A snapshot of your car's emission system taken by a spy station during the
time your cap was loose would indicate an evap emission failure. If a
system was in place to turn your car off, you could find yourself without
transportation for no cause.
Even if the system is set up NOT to turn your car off and only, say,
generates a summons letter requiring you to report to an inspection
station, you're still out the money and time.
Driving an older car is certainly a way out of this. When I lived in
Atlanta my daily driver was a 68 Plymouth Fury.

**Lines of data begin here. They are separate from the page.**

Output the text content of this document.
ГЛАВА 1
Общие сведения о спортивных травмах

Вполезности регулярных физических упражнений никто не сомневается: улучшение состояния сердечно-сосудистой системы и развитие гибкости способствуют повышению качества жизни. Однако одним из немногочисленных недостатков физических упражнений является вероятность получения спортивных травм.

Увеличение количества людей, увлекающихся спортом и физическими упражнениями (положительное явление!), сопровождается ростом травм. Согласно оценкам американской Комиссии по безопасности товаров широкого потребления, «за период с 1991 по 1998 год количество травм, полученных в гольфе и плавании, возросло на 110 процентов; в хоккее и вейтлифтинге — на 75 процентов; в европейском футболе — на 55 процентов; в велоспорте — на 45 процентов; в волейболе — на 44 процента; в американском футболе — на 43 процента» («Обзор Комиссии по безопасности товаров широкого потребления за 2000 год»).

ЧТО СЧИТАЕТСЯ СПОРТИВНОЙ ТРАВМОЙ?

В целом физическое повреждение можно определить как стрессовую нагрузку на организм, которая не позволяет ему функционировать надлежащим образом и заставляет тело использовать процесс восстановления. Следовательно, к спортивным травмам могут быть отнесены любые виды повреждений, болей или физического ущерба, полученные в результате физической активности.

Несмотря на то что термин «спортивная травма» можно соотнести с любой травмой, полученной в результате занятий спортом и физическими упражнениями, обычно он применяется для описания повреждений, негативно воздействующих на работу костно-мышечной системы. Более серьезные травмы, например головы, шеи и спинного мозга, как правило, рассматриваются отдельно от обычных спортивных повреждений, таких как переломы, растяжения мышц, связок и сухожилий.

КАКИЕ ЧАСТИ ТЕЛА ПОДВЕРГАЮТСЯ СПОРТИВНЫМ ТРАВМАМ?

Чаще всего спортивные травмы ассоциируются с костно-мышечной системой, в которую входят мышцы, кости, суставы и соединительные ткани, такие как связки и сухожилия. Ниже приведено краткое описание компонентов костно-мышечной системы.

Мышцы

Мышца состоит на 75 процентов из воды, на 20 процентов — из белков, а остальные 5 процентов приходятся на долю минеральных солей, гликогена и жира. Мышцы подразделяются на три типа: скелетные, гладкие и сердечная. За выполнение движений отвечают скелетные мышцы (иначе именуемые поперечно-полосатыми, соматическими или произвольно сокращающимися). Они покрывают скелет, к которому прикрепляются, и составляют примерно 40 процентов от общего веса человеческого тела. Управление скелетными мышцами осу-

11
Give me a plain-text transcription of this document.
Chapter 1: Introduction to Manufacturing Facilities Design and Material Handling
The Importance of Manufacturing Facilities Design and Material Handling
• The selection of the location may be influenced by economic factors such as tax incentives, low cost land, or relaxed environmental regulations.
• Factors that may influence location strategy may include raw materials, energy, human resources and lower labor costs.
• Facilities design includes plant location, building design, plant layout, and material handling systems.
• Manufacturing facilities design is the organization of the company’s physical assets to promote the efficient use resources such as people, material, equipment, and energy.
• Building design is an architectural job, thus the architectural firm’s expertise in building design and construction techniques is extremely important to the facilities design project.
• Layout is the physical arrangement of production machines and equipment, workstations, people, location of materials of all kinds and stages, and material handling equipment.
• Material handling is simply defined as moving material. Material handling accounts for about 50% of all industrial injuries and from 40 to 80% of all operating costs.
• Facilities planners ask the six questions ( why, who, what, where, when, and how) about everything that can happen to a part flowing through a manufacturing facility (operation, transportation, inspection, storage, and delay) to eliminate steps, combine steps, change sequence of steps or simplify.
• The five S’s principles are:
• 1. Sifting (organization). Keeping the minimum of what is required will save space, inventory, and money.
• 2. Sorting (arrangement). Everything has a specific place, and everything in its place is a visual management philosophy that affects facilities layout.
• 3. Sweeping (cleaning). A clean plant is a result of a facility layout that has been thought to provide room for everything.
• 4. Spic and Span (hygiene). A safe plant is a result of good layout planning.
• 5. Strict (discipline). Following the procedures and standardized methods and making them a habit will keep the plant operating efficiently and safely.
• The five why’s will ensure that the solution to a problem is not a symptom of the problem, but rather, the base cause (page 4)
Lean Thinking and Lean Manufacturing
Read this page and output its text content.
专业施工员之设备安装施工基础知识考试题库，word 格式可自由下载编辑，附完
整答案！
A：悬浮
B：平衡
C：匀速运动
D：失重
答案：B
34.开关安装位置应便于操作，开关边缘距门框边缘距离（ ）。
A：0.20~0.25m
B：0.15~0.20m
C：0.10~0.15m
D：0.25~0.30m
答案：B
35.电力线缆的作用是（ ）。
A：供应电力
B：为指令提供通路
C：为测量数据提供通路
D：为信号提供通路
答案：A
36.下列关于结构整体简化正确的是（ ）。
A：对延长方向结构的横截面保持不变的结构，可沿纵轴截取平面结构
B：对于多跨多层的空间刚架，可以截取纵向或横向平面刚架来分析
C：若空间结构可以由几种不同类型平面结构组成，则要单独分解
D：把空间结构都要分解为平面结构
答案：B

I really like that car.
I liked even more driving by those despicable inspection stations with
their lines extending back to the street.
The first half of the 90s decade had some pretty nice cars produced that
are exempt from this type of spying simply because there is no OBD-2
capability. Yet these cars have most of the features we want. Reliable
EFI engines. ABS. Air bombs, if you must. Good stereos.
My current daily driver, a 94 9C1 (cop car) Chevy Caprice is in this
category. I like this car better than any I've ever owned and anticipate
keeping it indefinitely. The cop car version is very nice. Corvette type
engine. Heavy gauge frame. "Competition" suspension. A large seat
designed to fit ballistic vest clad cops that fits my 6'7" 285 lb body to
a tee. No extraneous doo-dads that civilian cars tend to have. Just a
good workhorse design.
I anticipate there being some fantastic money-making opportunities in the
future. Services such as disabling or removing transponders or
programming them to return always-good data. Fortunately the government
and the auto industry talk about things for a long time before they do
them so there is plenty of time for entrepreneurs to gear up.